Harvesting calendula: how to properly collect and dry in winter

Harvesting calendula how to properly collect and dry in winter
Harvesting calendula how to properly collect and dry in winter

The unpretentious Calendula is often a great addition to the garden. However, many people grow this annual plant of the Asteraceae family not only for decoration but also to be able to prepare medicinal ingredients for winter. Harvesting Calendula is not difficult but requires you to follow a few rules to help preserve the medicinal properties of this herb.


Collect the buds of Calendula for medical and cosmetic purposes. However, you can also find Calendula with added leaves and stems in pharmacies’ collections.

This is done mainly to save raw materials since it is the inflorescence that is most healing. To get good quality raw material at home, it is best to collect flowers.

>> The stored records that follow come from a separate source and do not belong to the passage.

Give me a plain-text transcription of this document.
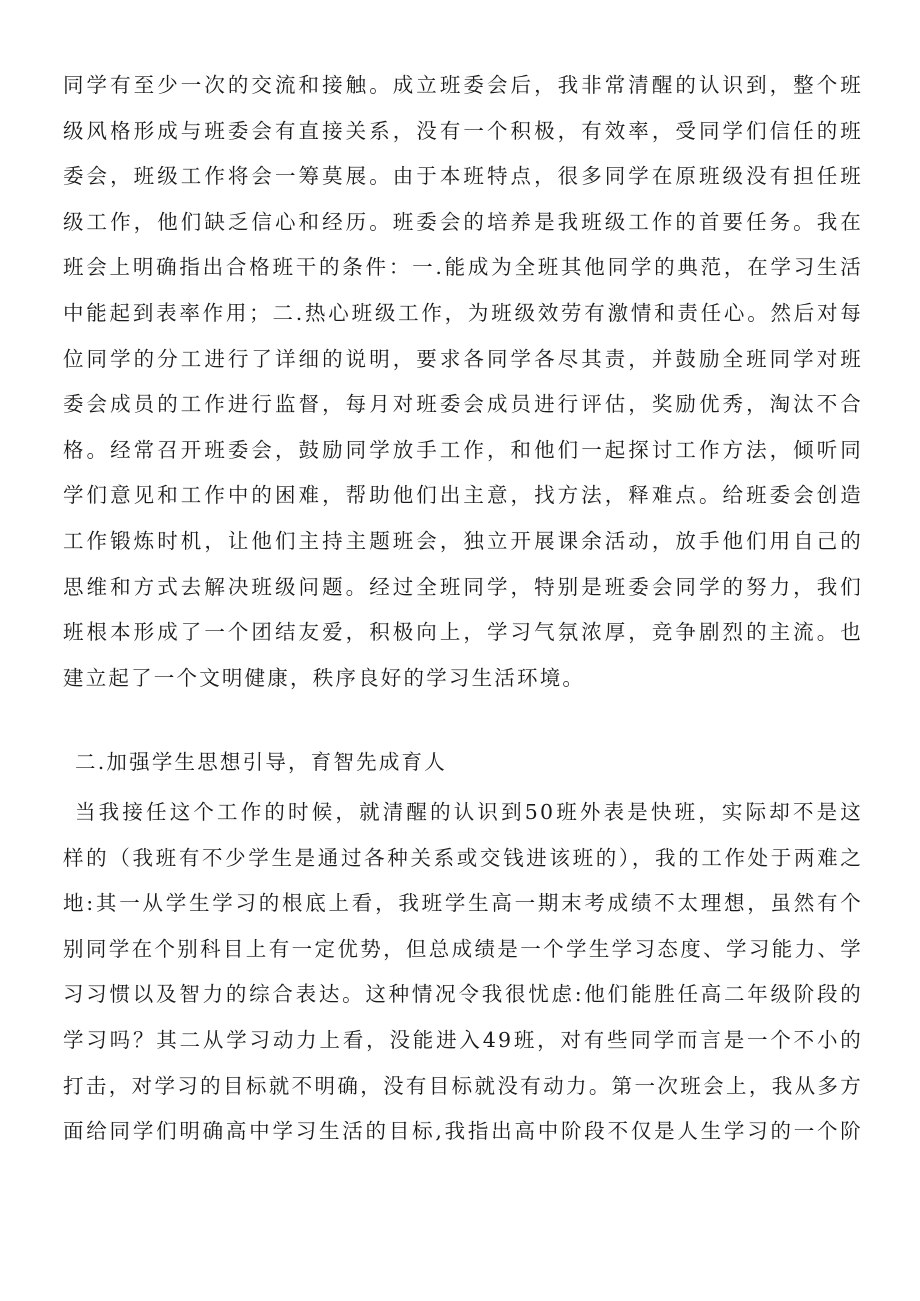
同学有至少一次的交流和接触。成立班委会后，我非常清醒的认识到，整个班
级风格形成与班委会有直接关系，没有一个积极，有效率，受同学们信任的班
委会，班级工作将会一筹莫展。由于本班特点，很多同学在原班级没有担任班
级工作，他们缺乏信心和经历。班委会的培养是我班级工作的首要任务。我在
班会上明确指出合格班干的条件：一.能成为全班其他同学的典范，在学习生活
中能起到表率作用；二.热心班级工作，为班级效劳有激情和责任心。然后对每
位同学的分工进行了详细的说明，要求各同学各尽其责，并鼓励全班同学对班
委会成员的工作进行监督，每月对班委会成员进行评估，奖励优秀，淘汰不合
格。经常召开班委会，鼓励同学放手工作，和他们一起探讨工作方法，倾听同
学们意见和工作中的困难，帮助他们出主意，找方法，释难点。给班委会创造
工作锻炼时机，让他们主持主题班会，独立开展课余活动，放手他们用自己的
思维和方式去解决班级问题。经过全班同学，特别是班委会同学的努力，我们
班根本形成了一个团结友爱，积极向上，学习气氛浓厚，竞争剧烈的主流。也
建立起了一个文明健康，秩序良好的学习生活环境。
二.加强学生思想引导，育智先成育人
当我接任这个工作的时候，就清醒的认识到50班外表是快班，实际却不是这
样的（我班有不少学生是通过各种关系或交钱进该班的），我的工作处于两难之
地:其一从学生学习的根底上看，我班学生高一期末考成绩不太理想，虽然有个
别同学在个别科目上有一定优势，但总成绩是一个学生学习态度、学习能力、学
习习惯以及智力的综合表达。这种情况令我很忧虑:他们能胜任高二年级阶段的
学习吗？其二从学习动力上看，没能进入49班，对有些同学而言是一个不小的
打击，对学习的目标就不明确，没有目标就没有动力。第一次班会上，我从多方
面给同学们明确高中学习生活的目标,我指出高中阶段不仅是人生学习的一个阶
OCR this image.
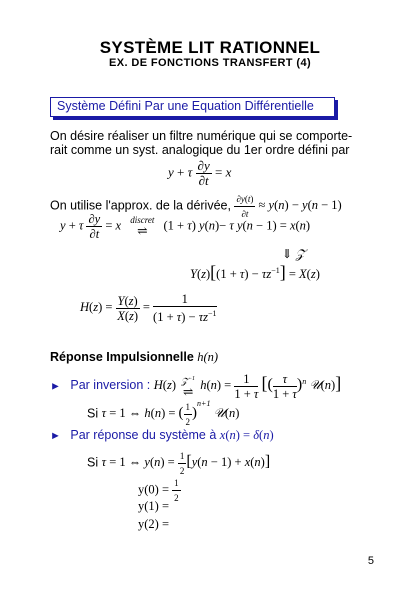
SYSTÈME LIT RATIONNEL
EX. DE FONCTIONS TRANSFERT (4)
Système Défini Par une Equation Différentielle
On désire réaliser un filtre numérique qui se comporte-
rait comme un syst. analogique du 1er ordre défini par
y + τ $\frac{\partial y}{\partial t} = x$
On utilise l'approx. de la dérivée, $\frac{\partial y(t)}{\partial t} \approx y(n) - y(n - 1)$
y + τ $\frac{\partial y}{\partial t} = x$ discret
⇌	(1 + τ) y(n)− τ y(n − 1) = x(n)
⇓ 𝒵
$Y(z)[(1 + \tau) - \tau z^{-1}] = X(z)$
$H(z) = \frac{Y(z)}{X(z)} = \frac{1}{(1 + \tau) - \tau z^{-1}}$
Réponse Impulsionnelle h(n)
► Par inversion : H(z) 𝒵$^{-1}$
⇌ $h(n) = \frac{1}{1 + \tau}$ [( $\frac{\tau}{1 + \tau} )^n$ 𝒰(n)]
Si τ = 1 ⇔ h(n) = ( $\frac{1}{2} )^{n+1}$ 𝒰(n)
► Par réponse du système à x(n) = δ(n)
Si τ = 1 ⇔ $y(n) = \frac{1}{2} [y(n - 1) + x(n)]$
$y(0) = \frac{1}{2}$
y(1) =
y(2) =
5
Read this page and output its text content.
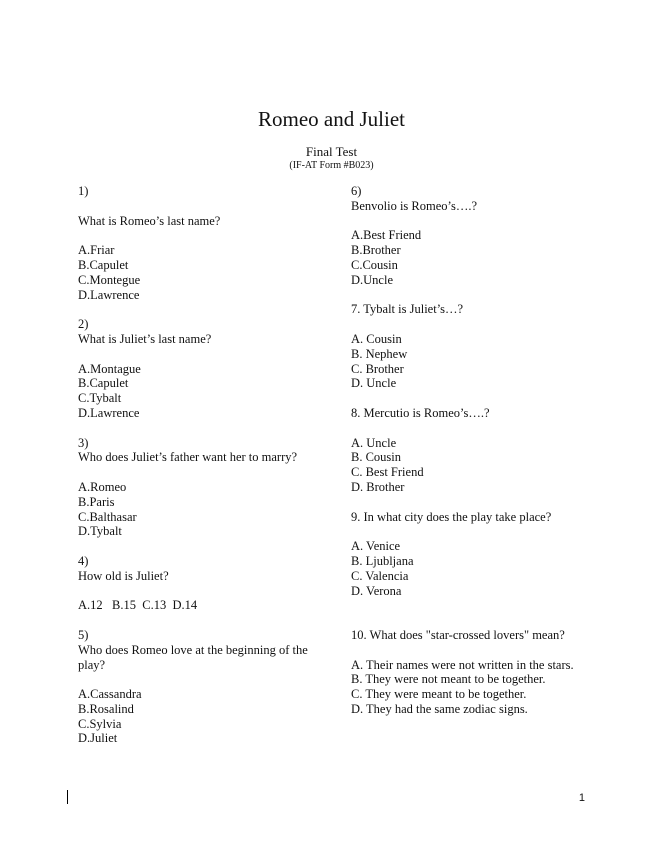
Romeo and Juliet
Final Test
(IF-AT Form #B023)
1)
What is Romeo’s last name?
A.Friar
B.Capulet
C.Montegue
D.Lawrence
2)
What is Juliet’s last name?
A.Montague
B.Capulet
C.Tybalt
D.Lawrence
3)
Who does Juliet’s father want her to marry?
A.Romeo
B.Paris
C.Balthasar
D.Tybalt
4)
How old is Juliet?
A.12   B.15  C.13  D.14
5)
Who does Romeo love at the beginning of the play?
A.Cassandra
B.Rosalind
C.Sylvia
D.Juliet
6)
Benvolio is Romeo’s….?
A.Best Friend
B.Brother
C.Cousin
D.Uncle
7. Tybalt is Juliet’s…?
A. Cousin
B. Nephew
C. Brother
D. Uncle
8. Mercutio is Romeo’s….?
A. Uncle
B. Cousin
C. Best Friend
D. Brother
9. In what city does the play take place?
A. Venice
B. Ljubljana
C. Valencia
D. Verona
10. What does "star-crossed lovers" mean?
A. Their names were not written in the stars.
B. They were not meant to be together.
C. They were meant to be together.
D. They had the same zodiac signs.
1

The raw material is harvested during the flowering period of the plant. calendula has a fairly long flowering period, lasting from mid-June to September. It is important to select sturdy inflorescences that have just flowered.

Gather when the weather is dry and sunny, preferably before noon. This is because the dew will be completely gone even for plants in the shade at this time.

Cut off the flower buds with sharp scissors, or cut them off by hand. It is important not to tear off the base of the flower to avoid damaging the buds. Contaminated and damaged flowers should not be taken, as it is forbidden to wash them before drying.

Calendula should be collected in a wide-bottomed container, and when the container is filled to a maximum of 1.6-2inch (4-5cm), the basket is sent to dry. In terms of timing, drying should begin no later than 4 hours after harvesting.


It is best to dry naturally, placing the inflorescence on a clean sheet of paper or on a lattice in an ordinary layer. It is strictly forbidden to use newspaper sheets for bedding, as the printing ink is quite toxic.

The drying area must be warm, dry, and well protected from the sun. Attention also needs to be paid to the good ventilation of the room. Aloft and porch are convenient for drying herb collections.

During the first three days, the buds need to be turned once a day. This phase can be skipped if drying is done on a grid or net.

The total air-drying time is about 1.5 weeks.

If weather conditions do not allow you to dry Calendula naturally, a modern fruit and vegetable dryer can help you. Place the Calendula on the dryer shelf and turn the unit on to “herb drying” mode with a heating temperature of 104°F (40°C).

If your dryer does not have a thermostat and it is drying at a temperature much higher than this, then drying the quality of the ingredients and maximizing the preservation of useful substances will not work.

It is also highly undesirable to use a gas stove because this device does not allow you to strictly control the temperature regime.

How to tell if it is ready
Calendula, when dried and squeezed, will break into coarse crumbs. However, if rubbing the herb with your fingers causes it to crumble into powder, this is an indication that the buds have been overdried.


Dry medicinal ingredients should be stored in a dry, preferably cool, room. The container should reliably protect the herb from sunlight. This can be a box of cardboard or a dark glass jar.

Calendula can be stored for up to 1 year with all its useful properties, provided it is stored correctly.